Goa’s comeback story is gathering pace. Between January and March 2025 the state counted 28.51 lakh holiday‑makers, up from 25.80 lakh a year ago—a 10.5 percent leap that wipes away the memory of last season’s empty shacks and half‑full clubs. Tourism officials credit three coordinated moves: aggressive marketing in Europe, the Gulf and tier‑II Indian cities; fresh non‑stop flights funnelling through the new Manohar International Airport at Mopa; and a conscious push to sell Goa as more than “sun, sand, sea.”
Better access, broader appeal
Direct connections from Dubai, Doha, Frankfurt and Bengaluru now land daily at Mopa, slicing transit time and giving charter operators guaranteed slots—a change that has already lifted international arrivals by double digits. The state’s pitch has also grown wider: curated spice‑farm walks, hinterland cycling routes and wellness retreats sit alongside the headline beach circuit, coaxing longer stays and healthier average spends.

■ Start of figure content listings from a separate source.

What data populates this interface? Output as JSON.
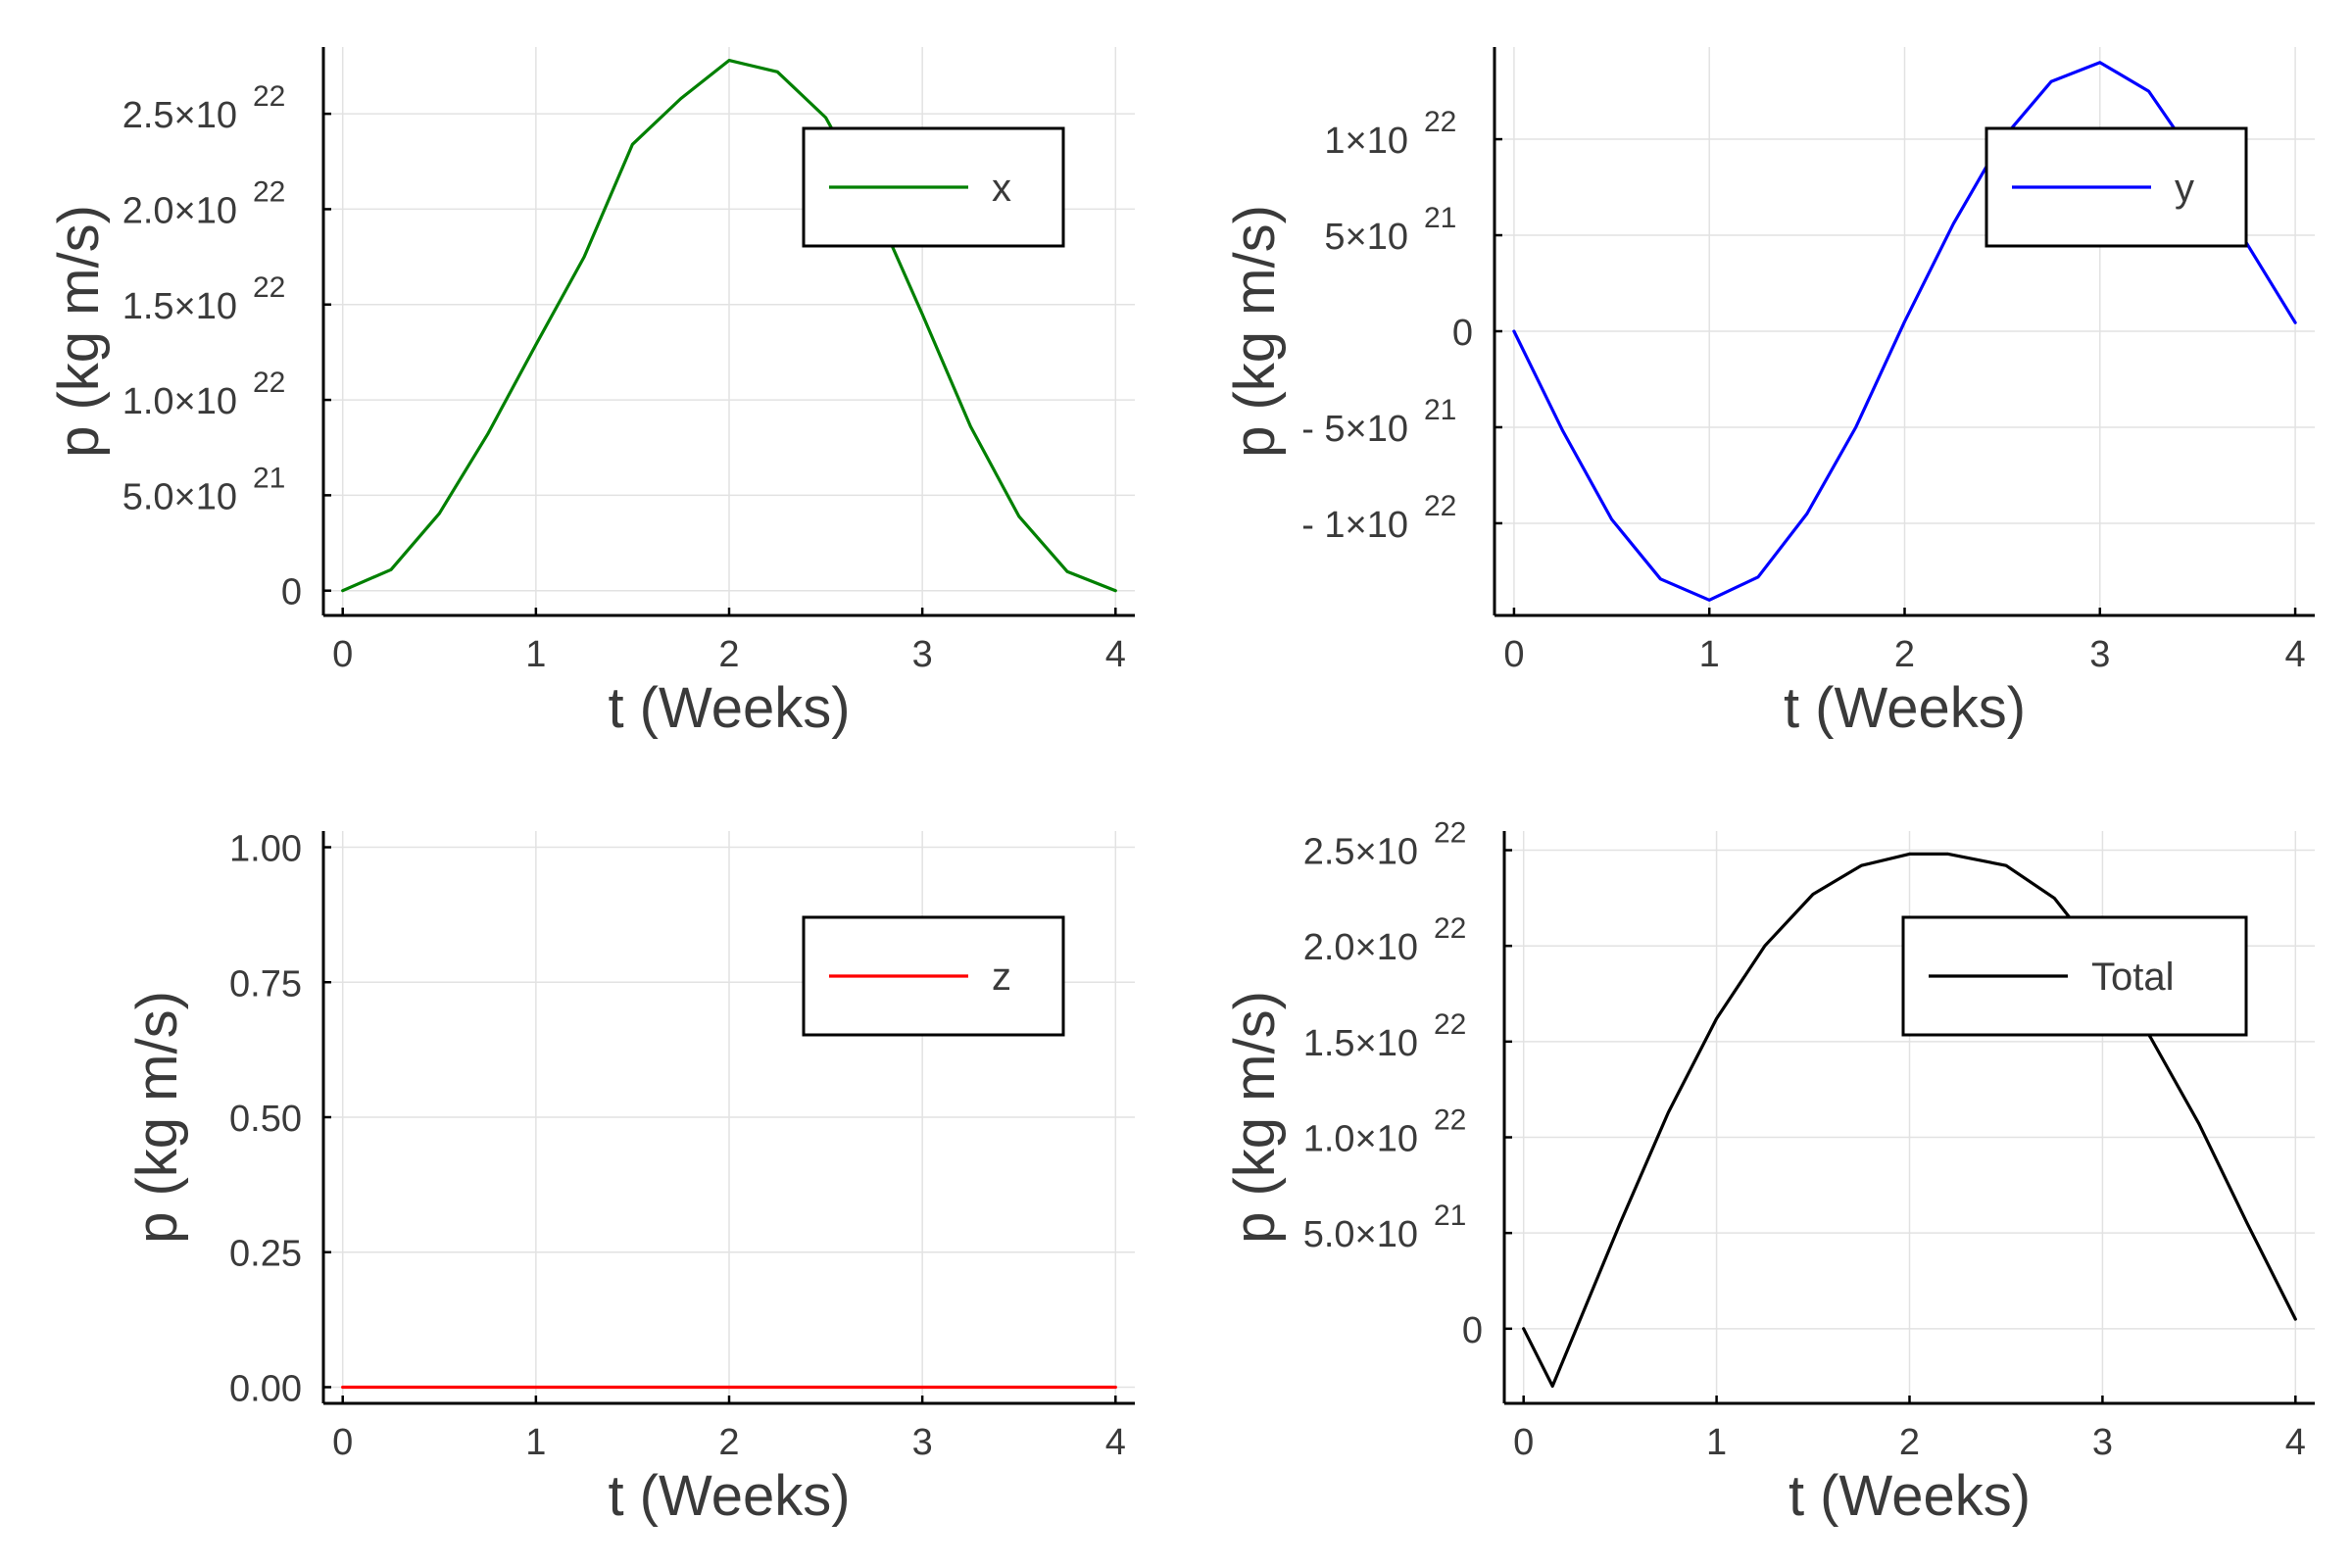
{
  "chart_data": [
    {
      "type": "line",
      "xlabel": "t (Weeks)",
      "ylabel": "p (kg m/s)",
      "xlim": [
        -0.1,
        4.1
      ],
      "ylim": [
        -1.3e+21,
        2.85e+22
      ],
      "grid": true,
      "legend": "top-right",
      "x_ticks": [
        {
          "value": 0,
          "label": "0"
        },
        {
          "value": 1,
          "label": "1"
        },
        {
          "value": 2,
          "label": "2"
        },
        {
          "value": 3,
          "label": "3"
        },
        {
          "value": 4,
          "label": "4"
        }
      ],
      "y_ticks": [
        {
          "value": 0,
          "label": "0",
          "exp": ""
        },
        {
          "value": 5e+21,
          "label": "5.0×10",
          "exp": "21"
        },
        {
          "value": 1e+22,
          "label": "1.0×10",
          "exp": "22"
        },
        {
          "value": 1.5e+22,
          "label": "1.5×10",
          "exp": "22"
        },
        {
          "value": 2e+22,
          "label": "2.0×10",
          "exp": "22"
        },
        {
          "value": 2.5e+22,
          "label": "2.5×10",
          "exp": "22"
        }
      ],
      "series": [
        {
          "name": "x",
          "color": "#008000",
          "x": [
            0,
            0.25,
            0.5,
            0.75,
            1.0,
            1.25,
            1.5,
            1.75,
            2.0,
            2.25,
            2.5,
            2.75,
            3.0,
            3.25,
            3.5,
            3.75,
            4.0
          ],
          "values": [
            0,
            1.1e+21,
            4.05e+21,
            8.2e+21,
            1.29e+22,
            1.75e+22,
            2.34e+22,
            2.58e+22,
            2.78e+22,
            2.72e+22,
            2.48e+22,
            2.02e+22,
            1.45e+22,
            8.6e+21,
            3.9e+21,
            1e+21,
            0
          ]
        }
      ]
    },
    {
      "type": "line",
      "xlabel": "t (Weeks)",
      "ylabel": "p (kg m/s)",
      "xlim": [
        -0.1,
        4.1
      ],
      "ylim": [
        -1.48e+22,
        1.48e+22
      ],
      "grid": true,
      "legend": "top-right",
      "x_ticks": [
        {
          "value": 0,
          "label": "0"
        },
        {
          "value": 1,
          "label": "1"
        },
        {
          "value": 2,
          "label": "2"
        },
        {
          "value": 3,
          "label": "3"
        },
        {
          "value": 4,
          "label": "4"
        }
      ],
      "y_ticks": [
        {
          "value": -1e+22,
          "label": "- 1×10",
          "exp": "22"
        },
        {
          "value": -5e+21,
          "label": "- 5×10",
          "exp": "21"
        },
        {
          "value": 0,
          "label": "0",
          "exp": ""
        },
        {
          "value": 5e+21,
          "label": "5×10",
          "exp": "21"
        },
        {
          "value": 1e+22,
          "label": "1×10",
          "exp": "22"
        }
      ],
      "series": [
        {
          "name": "y",
          "color": "#0000ff",
          "x": [
            0,
            0.25,
            0.5,
            0.75,
            1.0,
            1.25,
            1.5,
            1.75,
            2.0,
            2.25,
            2.5,
            2.75,
            3.0,
            3.25,
            3.5,
            3.75,
            4.0
          ],
          "values": [
            0,
            -5.2e+21,
            -9.8e+21,
            -1.29e+22,
            -1.4e+22,
            -1.28e+22,
            -9.5e+21,
            -5e+21,
            5e+20,
            5.6e+21,
            1e+22,
            1.3e+22,
            1.4e+22,
            1.25e+22,
            8.8e+21,
            4.6e+21,
            4.5e+20
          ]
        }
      ]
    },
    {
      "type": "line",
      "xlabel": "t (Weeks)",
      "ylabel": "p (kg m/s)",
      "xlim": [
        -0.1,
        4.1
      ],
      "ylim": [
        -0.03,
        1.03
      ],
      "grid": true,
      "legend": "top-right",
      "x_ticks": [
        {
          "value": 0,
          "label": "0"
        },
        {
          "value": 1,
          "label": "1"
        },
        {
          "value": 2,
          "label": "2"
        },
        {
          "value": 3,
          "label": "3"
        },
        {
          "value": 4,
          "label": "4"
        }
      ],
      "y_ticks": [
        {
          "value": 0,
          "label": "0.00",
          "exp": ""
        },
        {
          "value": 0.25,
          "label": "0.25",
          "exp": ""
        },
        {
          "value": 0.5,
          "label": "0.50",
          "exp": ""
        },
        {
          "value": 0.75,
          "label": "0.75",
          "exp": ""
        },
        {
          "value": 1.0,
          "label": "1.00",
          "exp": ""
        }
      ],
      "series": [
        {
          "name": "z",
          "color": "#ff0000",
          "x": [
            0,
            4
          ],
          "values": [
            0,
            0
          ]
        }
      ]
    },
    {
      "type": "line",
      "xlabel": "t (Weeks)",
      "ylabel": "p (kg m/s)",
      "xlim": [
        -0.1,
        4.1
      ],
      "ylim": [
        -3.9e+21,
        2.6e+22
      ],
      "grid": true,
      "legend": "top-right",
      "x_ticks": [
        {
          "value": 0,
          "label": "0"
        },
        {
          "value": 1,
          "label": "1"
        },
        {
          "value": 2,
          "label": "2"
        },
        {
          "value": 3,
          "label": "3"
        },
        {
          "value": 4,
          "label": "4"
        }
      ],
      "y_ticks": [
        {
          "value": 0,
          "label": "0",
          "exp": ""
        },
        {
          "value": 5e+21,
          "label": "5.0×10",
          "exp": "21"
        },
        {
          "value": 1e+22,
          "label": "1.0×10",
          "exp": "22"
        },
        {
          "value": 1.5e+22,
          "label": "1.5×10",
          "exp": "22"
        },
        {
          "value": 2e+22,
          "label": "2.0×10",
          "exp": "22"
        },
        {
          "value": 2.5e+22,
          "label": "2.5×10",
          "exp": "22"
        }
      ],
      "series": [
        {
          "name": "Total",
          "color": "#000000",
          "x": [
            0,
            0.15,
            0.5,
            0.75,
            1.0,
            1.25,
            1.5,
            1.75,
            2.0,
            2.2,
            2.5,
            2.75,
            3.0,
            3.25,
            3.5,
            3.75,
            4.0
          ],
          "values": [
            0,
            -3e+21,
            5.5e+21,
            1.13e+22,
            1.62e+22,
            2e+22,
            2.27e+22,
            2.42e+22,
            2.48e+22,
            2.48e+22,
            2.42e+22,
            2.25e+22,
            1.93e+22,
            1.52e+22,
            1.07e+22,
            5.5e+21,
            5e+20
          ]
        }
      ]
    }
  ]
}
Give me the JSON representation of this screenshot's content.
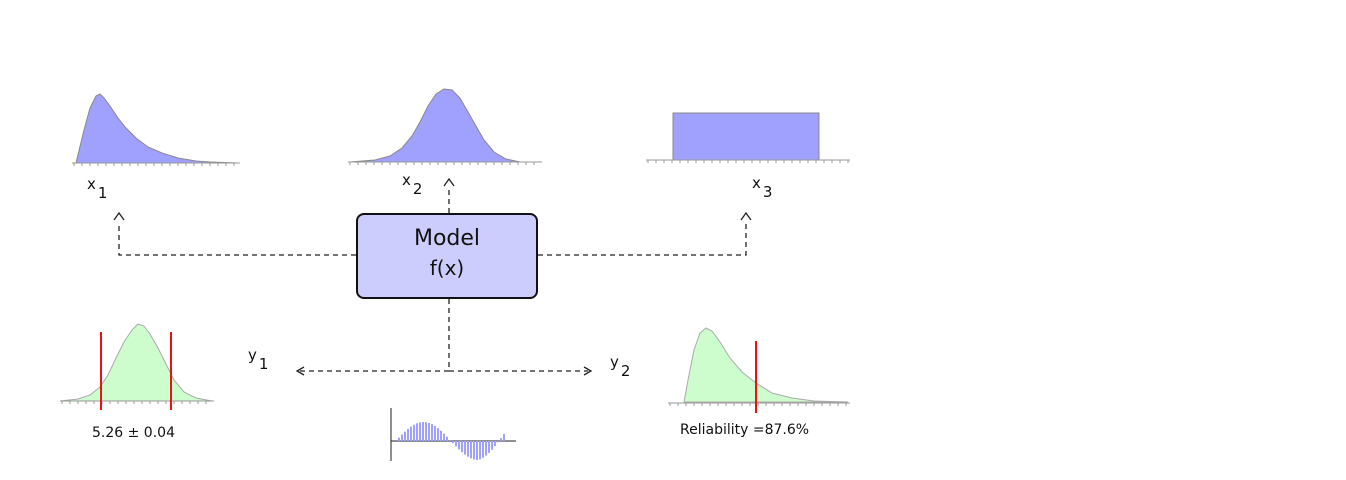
{
  "colors": {
    "input_fill": "#a0a0ff",
    "input_stroke": "#888888",
    "output_fill": "#cdfdcd",
    "output_stroke": "#aaaaaa",
    "limit_line": "#ee1111",
    "model_fill": "#cdcdfd",
    "axis": "#999999"
  },
  "icons": {
    "arrow_up": "caret-up-icon",
    "arrow_left": "arrow-left-icon",
    "arrow_right": "arrow-right-icon"
  },
  "model": {
    "title": "Model",
    "function": "f(x)"
  },
  "inputs": [
    {
      "var": "x",
      "sub": "1",
      "shape": "right-skewed"
    },
    {
      "var": "x",
      "sub": "2",
      "shape": "normal"
    },
    {
      "var": "x",
      "sub": "3",
      "shape": "uniform"
    }
  ],
  "outputs": [
    {
      "var": "y",
      "sub": "1",
      "shape": "normal",
      "caption": "5.26 ± 0.04"
    },
    {
      "var": "y",
      "sub": "2",
      "shape": "right-skewed",
      "caption": "Reliability =87.6%"
    }
  ],
  "response_plot": {
    "shape": "sine"
  }
}
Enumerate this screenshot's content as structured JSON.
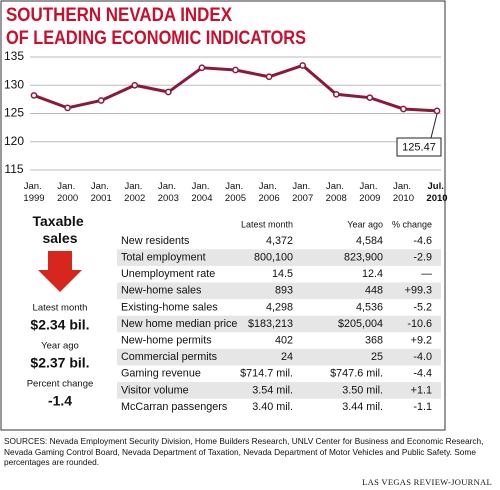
{
  "chart_data": {
    "type": "line",
    "title": [
      "SOUTHERN NEVADA INDEX",
      "OF LEADING ECONOMIC INDICATORS"
    ],
    "categories": [
      "Jan. 1999",
      "Jan. 2000",
      "Jan. 2001",
      "Jan. 2002",
      "Jan. 2003",
      "Jan. 2004",
      "Jan. 2005",
      "Jan. 2006",
      "Jan. 2007",
      "Jan. 2008",
      "Jan. 2009",
      "Jan. 2010",
      "Jul. 2010"
    ],
    "values": [
      128.2,
      126.0,
      127.3,
      130.0,
      128.8,
      133.1,
      132.7,
      131.5,
      133.5,
      128.4,
      127.8,
      125.8,
      125.47
    ],
    "color": "#8b1a3a",
    "ylim": [
      115,
      135
    ],
    "yticks": [
      115,
      120,
      125,
      130,
      135
    ],
    "grid": true,
    "callout": 12
  },
  "taxable_sales": {
    "title": "Taxable sales",
    "items": [
      {
        "label": "Latest month",
        "value": "$2.34 bil."
      },
      {
        "label": "Year ago",
        "value": "$2.37 bil."
      },
      {
        "label": "Percent change",
        "value": "-1.4"
      }
    ]
  },
  "table": {
    "columns": [
      "Latest month",
      "Year ago",
      "% change"
    ],
    "rows": [
      [
        "New residents",
        "4,372",
        "4,584",
        "-4.6"
      ],
      [
        "Total employment",
        "800,100",
        "823,900",
        "-2.9"
      ],
      [
        "Unemployment rate",
        "14.5",
        "12.4",
        "—"
      ],
      [
        "New-home sales",
        "893",
        "448",
        "+99.3"
      ],
      [
        "Existing-home sales",
        "4,298",
        "4,536",
        "-5.2"
      ],
      [
        "New home median price",
        "$183,213",
        "$205,004",
        "-10.6"
      ],
      [
        "New-home permits",
        "402",
        "368",
        "+9.2"
      ],
      [
        "Commercial permits",
        "24",
        "25",
        "-4.0"
      ],
      [
        "Gaming revenue",
        "$714.7 mil.",
        "$747.6 mil.",
        "-4.4"
      ],
      [
        "Visitor volume",
        "3.54 mil.",
        "3.50 mil.",
        "+1.1"
      ],
      [
        "McCarran passengers",
        "3.40 mil.",
        "3.44 mil.",
        "-1.1"
      ]
    ]
  },
  "sources": "SOURCES: Nevada Employment Security Division, Home Builders Research, UNLV Center for Business and Economic Research, Nevada Gaming Control Board, Nevada Department of Taxation, Nevada Department of Motor Vehicles and Public Safety. Some percentages are rounded.",
  "credit": "LAS VEGAS REVIEW-JOURNAL"
}
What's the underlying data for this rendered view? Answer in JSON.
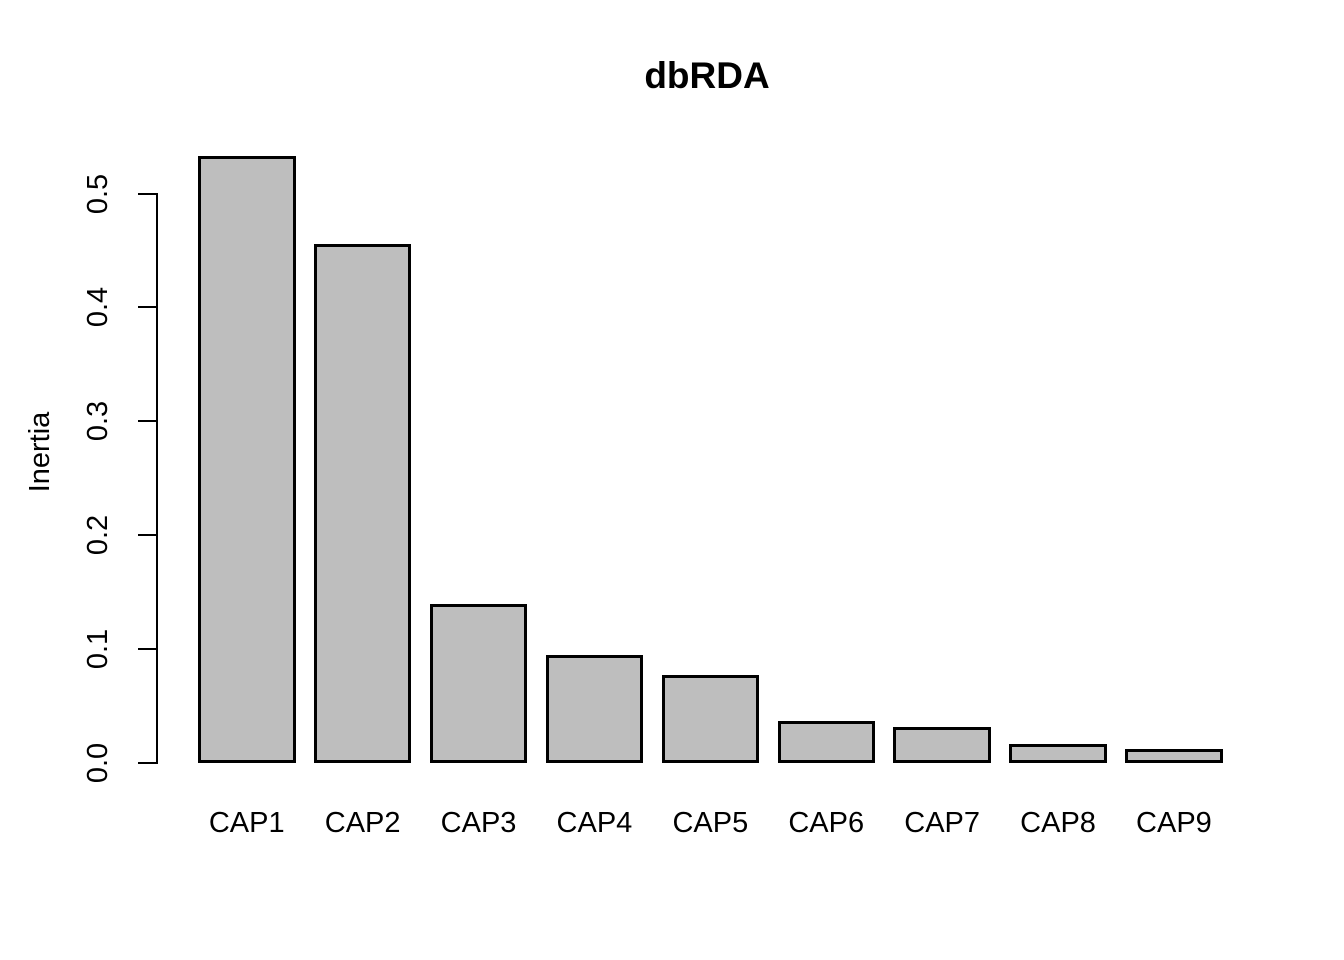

Choosing your coast—North vs South
For visitors weighing the perennial North vs South Goa debate, the contrast has never been clearer. Party‑centric Calangute and Anjuna still throb after dark, while Palolem and Agonda answer with hammocks and yoga bells. Rustic beach huts in South Goa are sprucing up with solar power and Wi‑Fi, wooing digital nomads who once skipped the state for Bali.
Fixing the ride
Last winter’s slump exposed what locals call the taxi mafia: limited public transport and metre‑free fares that occasionally exceeded the cost of a flight ticket. Viral rants pushed authorities to expand the GoaMiles app, publish indicative fare cards and pilot electric bike‑share docks at major beaches—small steps, but enough to reassure first‑timers.
New ways to sail in
Road fatigue also eased with the Mumbai to Goa ferry, a RoPAX service set to launch on 26 August 2025. The six‑and‑a‑half‑hour sea hop promises to move 620 passengers (and their cars) in air‑conditioned comfort—an experience tailor‑made for festival‑season traffic.
Value still matters
Domestic travellers remain cost‑conscious, and Goa’s famously low liquor price in Goa continues to sweeten the deal. Happy‑hour shacks from Baga to Benaulim report bar sales back at pre‑pandemic levels, while boutique wineries near Ponda offer tasting rooms that rival Nashik’s.
The outlook
Minister Rohan Khaunte calls Q1’s numbers “evidence that partnerships and planning matter.” If air links keep multiplying, ferry decks fill up, and transport reforms bite, Goa’s visitor curve could finish 2025 higher than its record 2019 peak—cementing its place as India’s most coveted coastal escape.